GitHub disabled more than 70 Microsoft repositories after attackers allegedly used a compromised contributor account to push malicious commits into projects including Azure/durabletask and Azure/functions-action. StepSecurity says the Miasma worm planted configuration files that could trigger remote code execution when a developer opened the repository in an integrated development environment or AI coding tool such as Claude Code, Gemini CLI, or Cursor, and the takedowns disrupted workflows that depended on Azure/functions-action@v1.
Why it matters: This affects developers and organizations that rely on Microsoft's open-source Azure tooling, with both supply-chain risk and immediate build-pipeline disruption. Teams using the affected repositories should review recent commits, rotate contributor and automation tokens, check developer machines for malicious config execution, and verify dependencies before restoring pipelines.

Sources

The ‘Miasma’ worm source code briefly leaked on GitHub
Bill Toulas 2026.06.10 82% relevant
This article adds specific technical detail about the same Miasma campaign family linked to the Microsoft repository compromises, including that the source code was deliberately leaked via compromised GitHub accounts, how it steals cloud and CI/CD secrets, abuses GitHub as its control channel, targets npm, PyPI, RubyGems and JFrog Artifactory, and includes a destructive dead-man switch that wipes files if a stolen GitHub token is revoked.

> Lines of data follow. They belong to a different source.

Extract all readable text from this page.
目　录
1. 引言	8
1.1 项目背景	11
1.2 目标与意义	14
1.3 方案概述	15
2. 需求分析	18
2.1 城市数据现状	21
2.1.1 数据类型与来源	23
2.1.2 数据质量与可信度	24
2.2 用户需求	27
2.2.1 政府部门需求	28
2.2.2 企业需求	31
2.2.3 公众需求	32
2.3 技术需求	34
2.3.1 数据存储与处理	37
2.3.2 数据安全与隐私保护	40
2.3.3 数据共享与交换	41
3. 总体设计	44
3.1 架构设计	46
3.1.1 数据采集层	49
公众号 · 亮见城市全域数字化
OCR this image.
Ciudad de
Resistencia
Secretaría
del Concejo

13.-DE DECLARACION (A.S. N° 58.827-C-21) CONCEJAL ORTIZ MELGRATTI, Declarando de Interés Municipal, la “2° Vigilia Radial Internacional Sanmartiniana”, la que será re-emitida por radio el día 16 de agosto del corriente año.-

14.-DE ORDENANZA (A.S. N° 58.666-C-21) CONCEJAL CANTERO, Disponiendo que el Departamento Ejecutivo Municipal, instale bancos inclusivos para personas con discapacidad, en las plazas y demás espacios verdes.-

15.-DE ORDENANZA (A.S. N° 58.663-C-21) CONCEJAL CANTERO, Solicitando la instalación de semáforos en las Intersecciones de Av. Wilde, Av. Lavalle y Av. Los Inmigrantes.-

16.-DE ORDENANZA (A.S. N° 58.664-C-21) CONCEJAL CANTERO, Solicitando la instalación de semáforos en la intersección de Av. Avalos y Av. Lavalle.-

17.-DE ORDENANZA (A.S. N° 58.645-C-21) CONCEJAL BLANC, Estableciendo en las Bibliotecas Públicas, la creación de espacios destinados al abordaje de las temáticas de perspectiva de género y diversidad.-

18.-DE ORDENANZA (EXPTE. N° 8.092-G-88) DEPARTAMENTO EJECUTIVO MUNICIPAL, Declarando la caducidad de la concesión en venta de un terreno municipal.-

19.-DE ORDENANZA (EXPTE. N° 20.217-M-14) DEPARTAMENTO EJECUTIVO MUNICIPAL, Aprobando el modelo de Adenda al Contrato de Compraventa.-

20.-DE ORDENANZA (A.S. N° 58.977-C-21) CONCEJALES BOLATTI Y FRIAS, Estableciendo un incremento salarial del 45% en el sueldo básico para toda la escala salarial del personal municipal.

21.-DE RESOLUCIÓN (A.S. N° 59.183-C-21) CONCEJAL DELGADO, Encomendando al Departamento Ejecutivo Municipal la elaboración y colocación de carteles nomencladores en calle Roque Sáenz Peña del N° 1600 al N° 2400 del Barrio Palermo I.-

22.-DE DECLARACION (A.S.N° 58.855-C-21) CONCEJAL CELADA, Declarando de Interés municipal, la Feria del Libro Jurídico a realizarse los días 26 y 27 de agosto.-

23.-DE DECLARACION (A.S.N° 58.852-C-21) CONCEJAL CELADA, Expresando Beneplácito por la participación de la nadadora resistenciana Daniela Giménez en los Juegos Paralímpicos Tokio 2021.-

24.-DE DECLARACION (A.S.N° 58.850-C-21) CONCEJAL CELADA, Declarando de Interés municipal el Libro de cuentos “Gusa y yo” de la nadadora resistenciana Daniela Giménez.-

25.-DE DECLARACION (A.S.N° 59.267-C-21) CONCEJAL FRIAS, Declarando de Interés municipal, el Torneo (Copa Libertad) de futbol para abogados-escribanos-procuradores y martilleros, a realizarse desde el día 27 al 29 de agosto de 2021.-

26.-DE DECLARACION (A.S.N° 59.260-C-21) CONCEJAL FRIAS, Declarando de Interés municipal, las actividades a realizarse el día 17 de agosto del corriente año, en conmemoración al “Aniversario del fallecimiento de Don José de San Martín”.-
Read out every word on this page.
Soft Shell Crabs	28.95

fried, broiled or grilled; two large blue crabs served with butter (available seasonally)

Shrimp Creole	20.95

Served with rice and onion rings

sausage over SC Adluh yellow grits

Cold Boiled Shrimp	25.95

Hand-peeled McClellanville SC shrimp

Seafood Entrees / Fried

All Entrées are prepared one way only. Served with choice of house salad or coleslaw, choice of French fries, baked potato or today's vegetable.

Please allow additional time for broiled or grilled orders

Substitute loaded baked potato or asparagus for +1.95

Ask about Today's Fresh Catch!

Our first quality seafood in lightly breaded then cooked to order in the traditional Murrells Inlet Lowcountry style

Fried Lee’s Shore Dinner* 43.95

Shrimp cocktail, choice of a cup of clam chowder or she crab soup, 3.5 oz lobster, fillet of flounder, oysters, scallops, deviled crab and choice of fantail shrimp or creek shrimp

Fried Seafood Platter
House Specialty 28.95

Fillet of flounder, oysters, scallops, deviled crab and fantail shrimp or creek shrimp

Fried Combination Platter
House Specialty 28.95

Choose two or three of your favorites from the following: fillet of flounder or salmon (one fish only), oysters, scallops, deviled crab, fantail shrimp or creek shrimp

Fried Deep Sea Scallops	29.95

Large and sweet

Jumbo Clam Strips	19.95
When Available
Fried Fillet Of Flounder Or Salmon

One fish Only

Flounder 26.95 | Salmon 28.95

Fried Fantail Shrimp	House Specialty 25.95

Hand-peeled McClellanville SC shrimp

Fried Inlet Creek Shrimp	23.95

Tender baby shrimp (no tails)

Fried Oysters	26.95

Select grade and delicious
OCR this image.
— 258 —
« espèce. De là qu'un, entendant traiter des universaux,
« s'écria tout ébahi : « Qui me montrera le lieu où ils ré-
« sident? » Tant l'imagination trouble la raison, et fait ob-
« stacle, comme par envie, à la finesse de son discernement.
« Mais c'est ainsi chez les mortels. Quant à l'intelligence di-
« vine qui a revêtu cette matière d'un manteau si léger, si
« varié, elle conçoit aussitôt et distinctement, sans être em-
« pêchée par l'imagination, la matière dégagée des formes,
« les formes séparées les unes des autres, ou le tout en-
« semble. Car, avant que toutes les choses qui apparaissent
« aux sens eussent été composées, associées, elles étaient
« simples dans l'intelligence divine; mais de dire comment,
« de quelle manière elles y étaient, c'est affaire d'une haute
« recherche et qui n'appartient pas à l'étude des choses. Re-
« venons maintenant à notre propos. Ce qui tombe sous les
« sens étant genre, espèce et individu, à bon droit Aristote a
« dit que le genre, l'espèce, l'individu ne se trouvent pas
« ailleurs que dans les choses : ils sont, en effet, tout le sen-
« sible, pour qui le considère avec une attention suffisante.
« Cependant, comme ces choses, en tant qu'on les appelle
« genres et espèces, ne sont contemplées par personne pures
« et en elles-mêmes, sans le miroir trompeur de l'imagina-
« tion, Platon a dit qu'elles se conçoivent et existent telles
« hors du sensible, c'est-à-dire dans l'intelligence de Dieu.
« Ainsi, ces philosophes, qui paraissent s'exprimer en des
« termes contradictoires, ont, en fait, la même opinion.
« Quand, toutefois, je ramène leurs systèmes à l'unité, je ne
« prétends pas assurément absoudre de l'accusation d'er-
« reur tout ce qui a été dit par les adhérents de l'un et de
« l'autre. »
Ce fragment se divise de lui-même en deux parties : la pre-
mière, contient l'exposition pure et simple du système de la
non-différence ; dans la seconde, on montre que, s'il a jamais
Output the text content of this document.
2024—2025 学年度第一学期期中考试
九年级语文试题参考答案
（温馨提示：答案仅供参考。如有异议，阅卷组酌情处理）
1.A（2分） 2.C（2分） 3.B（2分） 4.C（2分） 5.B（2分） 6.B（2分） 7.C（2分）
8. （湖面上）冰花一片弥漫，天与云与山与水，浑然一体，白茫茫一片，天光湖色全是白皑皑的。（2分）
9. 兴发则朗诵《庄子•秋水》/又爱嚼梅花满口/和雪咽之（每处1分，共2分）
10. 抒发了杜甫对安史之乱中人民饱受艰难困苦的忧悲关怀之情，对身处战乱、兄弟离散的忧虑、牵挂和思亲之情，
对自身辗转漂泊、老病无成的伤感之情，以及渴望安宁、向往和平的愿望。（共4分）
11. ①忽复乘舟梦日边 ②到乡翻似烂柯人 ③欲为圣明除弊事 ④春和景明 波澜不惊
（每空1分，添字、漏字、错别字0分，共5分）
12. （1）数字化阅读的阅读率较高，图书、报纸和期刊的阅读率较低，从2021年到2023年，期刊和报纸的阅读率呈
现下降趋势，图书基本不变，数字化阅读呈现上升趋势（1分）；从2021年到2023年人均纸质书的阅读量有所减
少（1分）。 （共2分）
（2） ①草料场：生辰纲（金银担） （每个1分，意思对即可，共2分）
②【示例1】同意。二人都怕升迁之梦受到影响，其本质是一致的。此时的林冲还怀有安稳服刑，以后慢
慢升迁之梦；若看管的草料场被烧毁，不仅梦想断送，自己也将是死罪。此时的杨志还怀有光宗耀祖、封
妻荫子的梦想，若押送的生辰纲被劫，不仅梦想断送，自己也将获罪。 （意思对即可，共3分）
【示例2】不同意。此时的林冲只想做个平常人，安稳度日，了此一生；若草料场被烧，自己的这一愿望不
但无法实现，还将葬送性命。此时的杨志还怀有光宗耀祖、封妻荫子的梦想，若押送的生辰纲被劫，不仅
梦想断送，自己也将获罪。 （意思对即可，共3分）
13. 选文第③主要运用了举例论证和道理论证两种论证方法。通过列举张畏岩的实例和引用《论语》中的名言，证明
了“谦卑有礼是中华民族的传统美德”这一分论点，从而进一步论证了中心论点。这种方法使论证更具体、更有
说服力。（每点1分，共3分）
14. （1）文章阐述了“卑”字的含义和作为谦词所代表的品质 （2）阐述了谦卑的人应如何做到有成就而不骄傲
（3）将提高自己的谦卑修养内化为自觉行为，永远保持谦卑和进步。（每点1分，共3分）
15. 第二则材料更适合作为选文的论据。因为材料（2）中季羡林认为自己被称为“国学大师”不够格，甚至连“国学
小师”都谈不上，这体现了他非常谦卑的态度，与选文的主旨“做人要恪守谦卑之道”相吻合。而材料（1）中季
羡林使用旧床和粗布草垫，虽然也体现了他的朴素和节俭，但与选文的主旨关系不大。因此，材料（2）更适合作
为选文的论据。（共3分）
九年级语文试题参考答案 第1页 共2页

Miasma worms its way onto GitHub as attack kit goes open source
2026.06.09 95% relevant
This is a direct update on the same Miasma campaign, adding that the worm's full attack toolkit was open sourced via GitHub using previously compromised accounts, with new technical detail on its capabilities across GitHub, package registries, Artifactory, GitHub Actions, AI tool config poisoning, SSH lateral movement, and GitHub-based command-and-control.
GitHub disables Microsoft repos pushing password-stealing malware
Bill Toulas 2026.06.09 99% relevant
This article is a direct update on the same June 5 Microsoft GitHub repository compromise, adding that GitHub disabled 73 repositories for 105 seconds, Microsoft has restored them, notified a small number of potentially affected customers, and BleepingComputer ties the incident more concretely to the Miasma/Shai-Hulud supply-chain campaign and the earlier durabletask compromise.
Over 100 NPM, PyPI Packages Hit in New Shai-Hulud Supply Chain Attacks
Ionut Arghire 2026.06.09 68% relevant
The article ties the Miasma variant to the broader Shai-Hulud family and notes it emerged after the worm source code was released, helping connect the malware lineage behind related GitHub and CI/CD compromise activity.
GitHub nukes 70+ Microsoft repos, breaks CI/CD pipelines, following suspected worm infections
2026.06.08 100% relevant
The article establishes a distinct Microsoft-focused compromise event: a suspected Miasma worm infection of 73 GitHub repositories that triggered GitHub takedowns and caused downstream Azure CI/CD failures, even if it is related to the broader Mini Shai-Hulud lineage.